Au vu de cette situation, le SGEN-CFDT et l’UNSA (SNPTES, Sup’Recherche) appellent :
- les présidents des universités Pierre Mendès-France, Stendhal et Joseph Fourier à se coordonner pour établir un dialogue avec les étudiants (grévistes et non grévistes) de façon à préparer la reprise des cours au plus vite et dans le calme ;
- les étudiants mobilisés contre la loi LRU à réfléchir à d’autres moyens d’action que le blocage, et permettant un respect du débat démocratique et de l’expression des opinions diverses.

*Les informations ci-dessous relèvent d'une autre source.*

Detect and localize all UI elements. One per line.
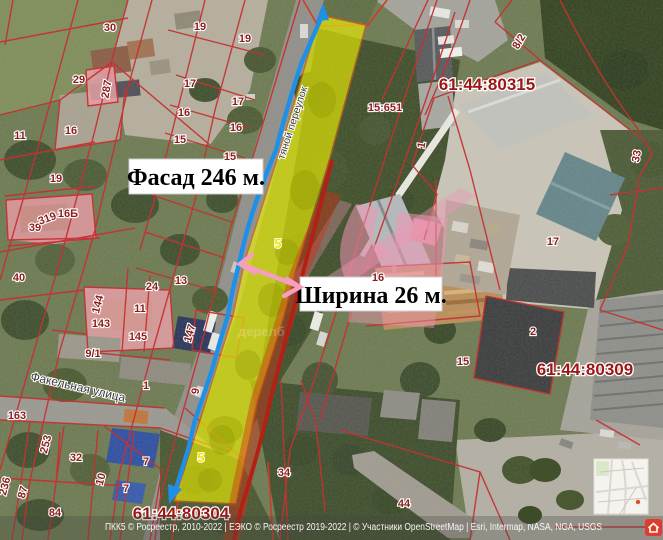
svg-text:44: 44 — [398, 498, 411, 510]
svg-text:15: 15 — [457, 356, 469, 368]
svg-text:16: 16 — [372, 272, 384, 284]
svg-text:5: 5 — [197, 450, 204, 465]
svg-text:Фасад 246 м.: Фасад 246 м. — [127, 165, 265, 191]
svg-text:9/1: 9/1 — [85, 348, 100, 360]
svg-text:5: 5 — [274, 236, 281, 251]
svg-text:19: 19 — [194, 21, 206, 33]
svg-text:19: 19 — [239, 33, 251, 45]
svg-text:163: 163 — [8, 410, 26, 422]
svg-text:11: 11 — [14, 130, 26, 142]
svg-text:16: 16 — [230, 122, 242, 134]
svg-text:17: 17 — [232, 96, 244, 108]
svg-text:33: 33 — [630, 149, 644, 163]
svg-text:17: 17 — [184, 78, 196, 90]
svg-text:40: 40 — [13, 272, 25, 284]
svg-text:32: 32 — [70, 452, 82, 464]
svg-text:2: 2 — [530, 326, 536, 338]
svg-text:15:651: 15:651 — [368, 102, 402, 114]
svg-text:24: 24 — [146, 281, 159, 293]
svg-text:13: 13 — [175, 275, 187, 287]
svg-text:15: 15 — [224, 151, 236, 163]
svg-text:17: 17 — [547, 236, 559, 248]
svg-text:143: 143 — [92, 318, 110, 330]
svg-text:61:44:80315: 61:44:80315 — [439, 75, 535, 94]
svg-text:145: 145 — [129, 331, 147, 343]
svg-text:дерелб: дерелб — [238, 324, 285, 339]
svg-text:15: 15 — [174, 134, 186, 146]
svg-text:1: 1 — [143, 380, 149, 392]
svg-text:16: 16 — [65, 125, 77, 137]
svg-text:34: 34 — [278, 467, 291, 479]
svg-text:19: 19 — [50, 173, 62, 185]
svg-text:7: 7 — [143, 456, 149, 468]
svg-text:7: 7 — [123, 483, 129, 495]
svg-text:Ширина 26 м.: Ширина 26 м. — [295, 283, 447, 309]
svg-text:29: 29 — [73, 74, 85, 86]
svg-text:16: 16 — [178, 107, 190, 119]
svg-text:61:44:80309: 61:44:80309 — [537, 360, 633, 379]
svg-text:11: 11 — [134, 303, 146, 315]
svg-text:30: 30 — [104, 22, 116, 34]
svg-text:16Б: 16Б — [58, 208, 78, 220]
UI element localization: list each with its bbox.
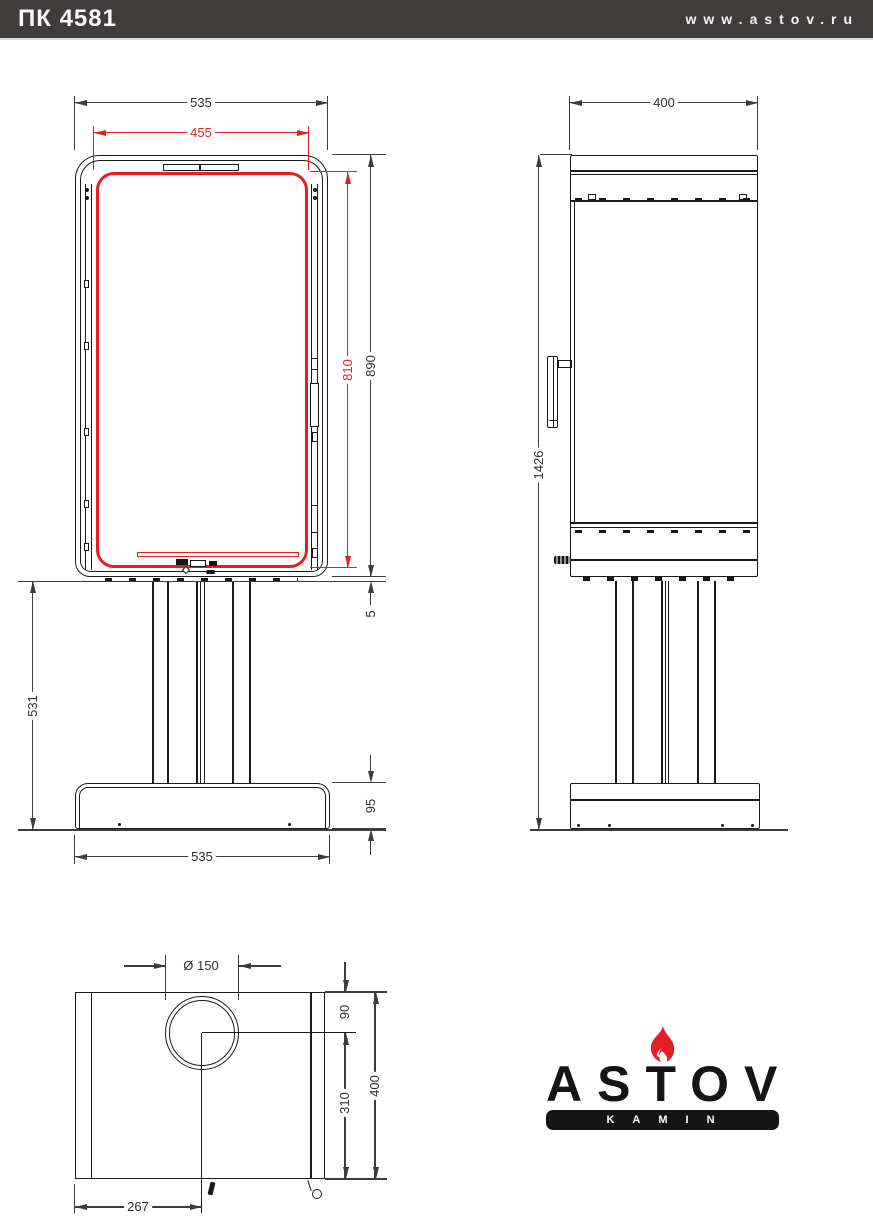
door-latch [176, 559, 188, 565]
arrowhead [368, 829, 374, 841]
door-frame-left [85, 184, 92, 570]
hinge-pin [85, 188, 89, 192]
latch-oval [206, 570, 215, 574]
dim-label: Ø 150 [180, 959, 221, 973]
arrowhead [368, 565, 374, 577]
pedestal-line [615, 581, 616, 783]
latch-detail [312, 548, 318, 558]
arrowhead [30, 818, 36, 830]
arrowhead [373, 1167, 379, 1179]
top-clip [739, 194, 747, 200]
hinge-detail [84, 342, 89, 350]
top-plate-line [570, 170, 758, 171]
arrowhead [373, 992, 379, 1004]
dim-label: 455 [187, 126, 215, 140]
base-side-line [570, 799, 760, 800]
dim-line [538, 155, 539, 830]
dim-line [370, 841, 371, 855]
glass-bottom-lip [137, 552, 299, 557]
arrowhead [30, 581, 36, 593]
arrowhead [536, 818, 542, 830]
door-latch [190, 560, 206, 567]
latch-detail [312, 432, 318, 442]
arrowhead [746, 100, 758, 106]
handle-cap-line [549, 420, 557, 421]
ext-line [332, 576, 386, 577]
arrowhead [94, 130, 106, 136]
pedestal-line [232, 582, 233, 783]
header-bar: ПК 4581 www.astov.ru [0, 0, 873, 38]
control-knob [554, 556, 570, 564]
handle-bracket [558, 360, 572, 368]
pedestal-line [697, 581, 698, 783]
brand-tagline-bar: KAMIN [546, 1110, 779, 1130]
arrowhead [368, 581, 374, 593]
base-side-outline [570, 783, 760, 829]
handle-knob-top [312, 1189, 322, 1199]
dim-label: 95 [364, 796, 378, 816]
arrowhead [536, 155, 542, 167]
dim-line [370, 755, 371, 772]
ash-lip-line [570, 559, 758, 560]
stove-body-side-outline [570, 155, 758, 577]
hinge-pin [313, 188, 317, 192]
panel-seam-left [91, 992, 92, 1179]
pedestal-line [152, 582, 153, 783]
dim-label: 531 [26, 692, 40, 720]
base-foot [608, 824, 611, 827]
dim-label: 890 [364, 352, 378, 380]
website-url: www.astov.ru [686, 0, 859, 38]
ext-line [165, 955, 166, 1000]
dim-label: 535 [188, 850, 216, 864]
drawing-canvas: ПК 4581 www.astov.ru 535 455 [0, 0, 873, 1221]
handle-inner-line [553, 357, 554, 427]
panel-seam-right [310, 992, 311, 1179]
arrowhead [75, 100, 87, 106]
base-foot [288, 823, 291, 826]
top-clip [588, 194, 596, 200]
arrowhead [343, 1167, 349, 1179]
ext-line [238, 955, 239, 1000]
control-knob-top [208, 1182, 216, 1196]
pedestal-line [668, 581, 669, 783]
pedestal-line [665, 581, 666, 783]
arrowhead [154, 963, 166, 969]
base-foot [721, 824, 724, 827]
hinge-pin [85, 196, 89, 200]
air-vent-slot [200, 164, 239, 171]
ext-line [310, 567, 357, 568]
arrowhead [343, 1033, 349, 1045]
floor-line [530, 829, 788, 830]
trim-ticks [575, 530, 753, 533]
ext-line [332, 154, 386, 155]
center-ref-line [201, 1033, 202, 1213]
base-foot [118, 823, 121, 826]
base-foot [577, 824, 580, 827]
air-vent-slot [163, 164, 200, 171]
brand-name: ASTOV [546, 1059, 792, 1109]
arrowhead [368, 155, 374, 167]
door-bottom-line [570, 522, 758, 523]
pedestal-line [632, 581, 633, 783]
hinge-pin [313, 196, 317, 200]
latch-detail [311, 505, 318, 533]
dim-label: 400 [650, 96, 678, 110]
arrowhead [75, 1204, 87, 1210]
dim-label: 267 [124, 1200, 152, 1214]
arrowhead [75, 854, 87, 860]
arrowhead [345, 556, 351, 568]
top-plate-line [570, 174, 758, 175]
dim-label: 310 [338, 1089, 352, 1117]
door-top-line [570, 200, 758, 201]
dim-label: 810 [341, 356, 355, 384]
pedestal-line [200, 582, 201, 783]
ext-line [332, 782, 386, 783]
hinge-detail [84, 543, 89, 551]
latch-plate [310, 383, 319, 427]
hearth-line [18, 581, 386, 582]
arrowhead [190, 1204, 202, 1210]
arrowhead [318, 854, 330, 860]
hinge-detail [84, 428, 89, 436]
pedestal-line [714, 581, 715, 783]
center-ref-line [202, 1032, 356, 1033]
brand-tagline: KAMIN [592, 1114, 732, 1126]
pedestal-line [661, 581, 662, 783]
arrowhead [345, 172, 351, 184]
model-title: ПК 4581 [18, 0, 117, 38]
dim-label: 400 [368, 1072, 382, 1100]
pedestal-line [167, 582, 168, 783]
pedestal-line [196, 582, 197, 783]
arrowhead [343, 980, 349, 992]
arrowhead [368, 771, 374, 783]
arrowhead [570, 100, 582, 106]
latch-detail [311, 358, 318, 370]
arrowhead [239, 963, 251, 969]
glass-opening-outline [96, 172, 308, 568]
hinge-detail [84, 280, 89, 288]
header-separator [0, 38, 873, 40]
pedestal-line [204, 582, 205, 783]
hinge-detail [84, 500, 89, 508]
dim-label: 1426 [532, 448, 546, 483]
door-latch [209, 561, 217, 566]
ext-line [310, 171, 357, 172]
ext-line [540, 154, 572, 155]
dim-line [370, 593, 371, 605]
arrowhead [297, 130, 309, 136]
base-foot [751, 824, 754, 827]
dim-label: 90 [338, 1002, 352, 1022]
handle-stem-top [307, 1180, 312, 1191]
ext-line [332, 828, 386, 829]
dim-label: 5 [364, 607, 378, 620]
arrowhead [316, 100, 328, 106]
pedestal-line [249, 582, 250, 783]
door-face-line [574, 200, 575, 523]
door-bottom-line [570, 527, 758, 528]
floor-line [18, 829, 386, 830]
dim-label: 535 [187, 96, 215, 110]
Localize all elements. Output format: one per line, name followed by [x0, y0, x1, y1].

Le SGEN-CFDT et l’UNSA (SNPTES, Sup’Recherche) demandent que tout soit fait pour éviter une nouvelle intervention des forces de l’ordre sur le campus, par exemple en faisant appel à la médiation des organisations syndicales.
Les deux organisations rappellent enfin leurs critiques fortes contre la loi LRU, qu’elles ont combattu avant son adoption par le parlement. Elles demandent que cette loi soit fortement amendée afin d’éliminer les nombreux dangers qu’elle fait peser sur le service public d’enseignement supérieur et de recherche.